Recusal Not Required Where Judge Had Represented Defendant

The Wyoming Supreme Court affirmed a drug conviction, rejecting the contention that the trial judge improperly denied a recusal motion because she had previously represented the defendant as a public defender

Mr. Gilbert does not claim on appeal that Judge Wilking abused her discretion in concluding he failed to show Judge Johnson was biased or prejudiced against him. Instead, he claims Judge Johnson erred in not recusing herself from his case under Rule 2.11(A)(1) of the Code of Judicial Conduct because she previously represented him in a similar matter
and under Rule 1.9(c) of the Wyoming Rules of Professional Conduct for Attorneys at Law (W.R.P.C.) because she was privy to confidential information as a result of their prior attorney-client relationship. While he acknowledges neither rule explicitly requires a judge to recuse herself if she previously represented the defendant, he claims it is the appearance of impropriety, along with Mr. Gilbert’s and the public’s interest in an unbiased neutral judiciary, which control.
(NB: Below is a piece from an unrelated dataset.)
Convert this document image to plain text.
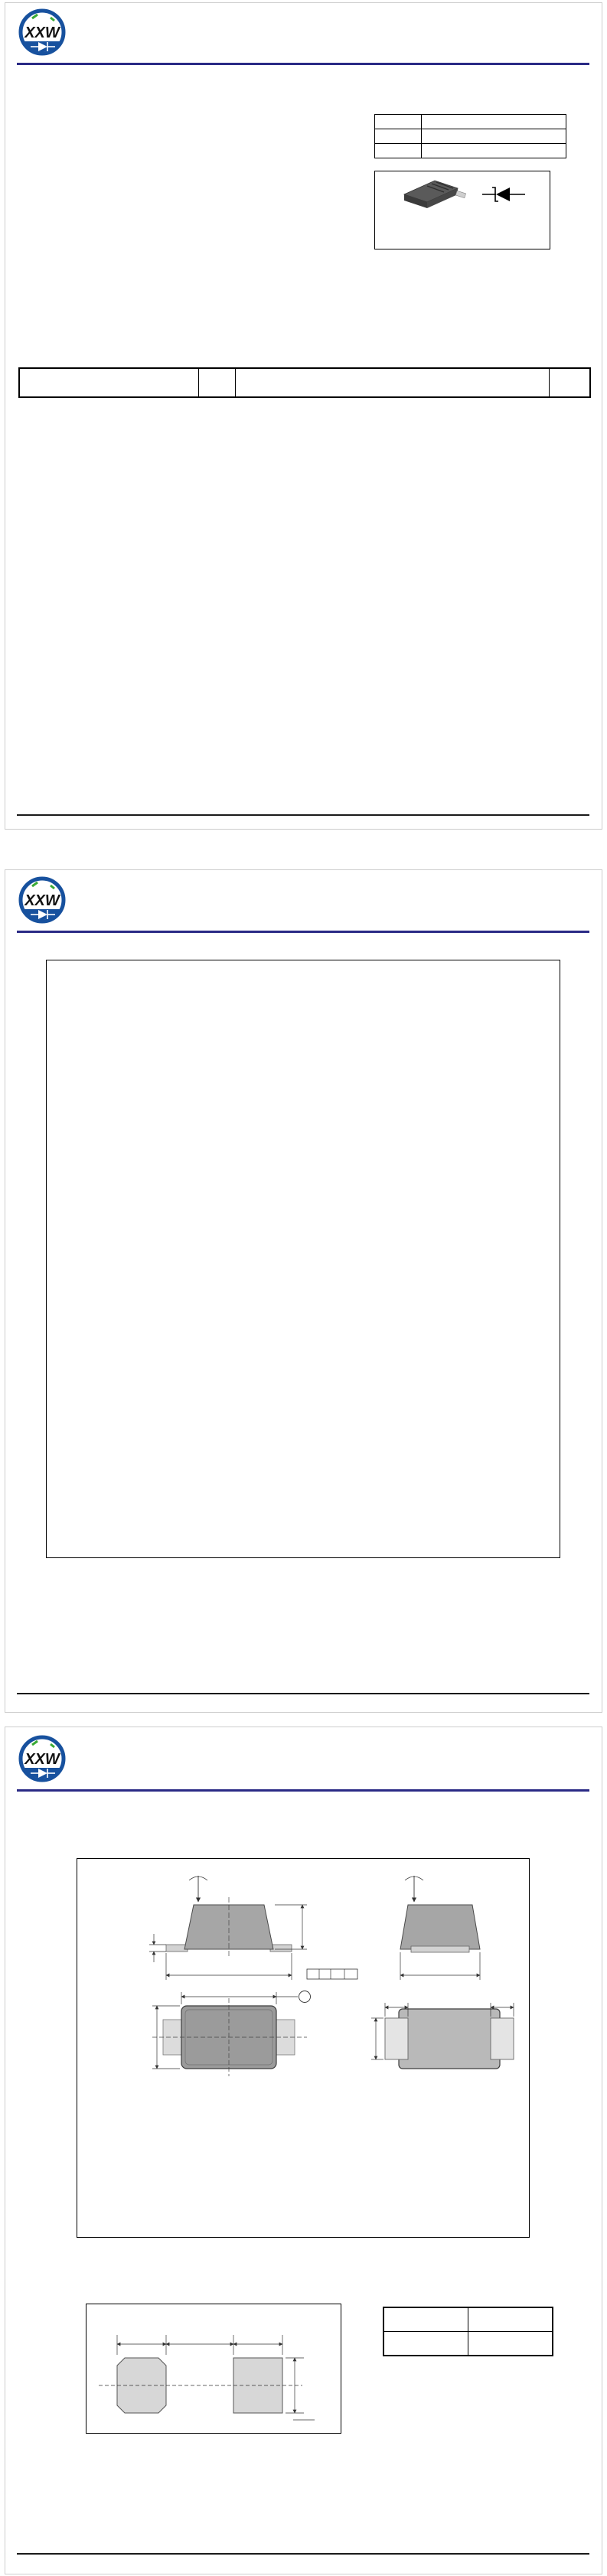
XXW

XXW
XXW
Mr. Gilbert’s reliance on these rules is misplaced for two reasons. First, as stated above, there is no evidence Judge Johnson harbored a personal bias or prejudice against Mr. Gilbert, had personal knowledge of the facts in dispute in this proceeding, or used or revealed confidential information she obtained in her prior representation of Mr. Gilbert. Second, a motion for a change of judge is controlled by W.R.Cr.P. 21.1, not the Code of Judicial Ethics or the W.R.P.C.

...The Code of Judicial Conduct and the W.R.P.C. are intended to provide guidance for the ethical conduct of judges and attorneys and to serve as bases for discipline, not as grounds for a change of judge in a legal proceeding.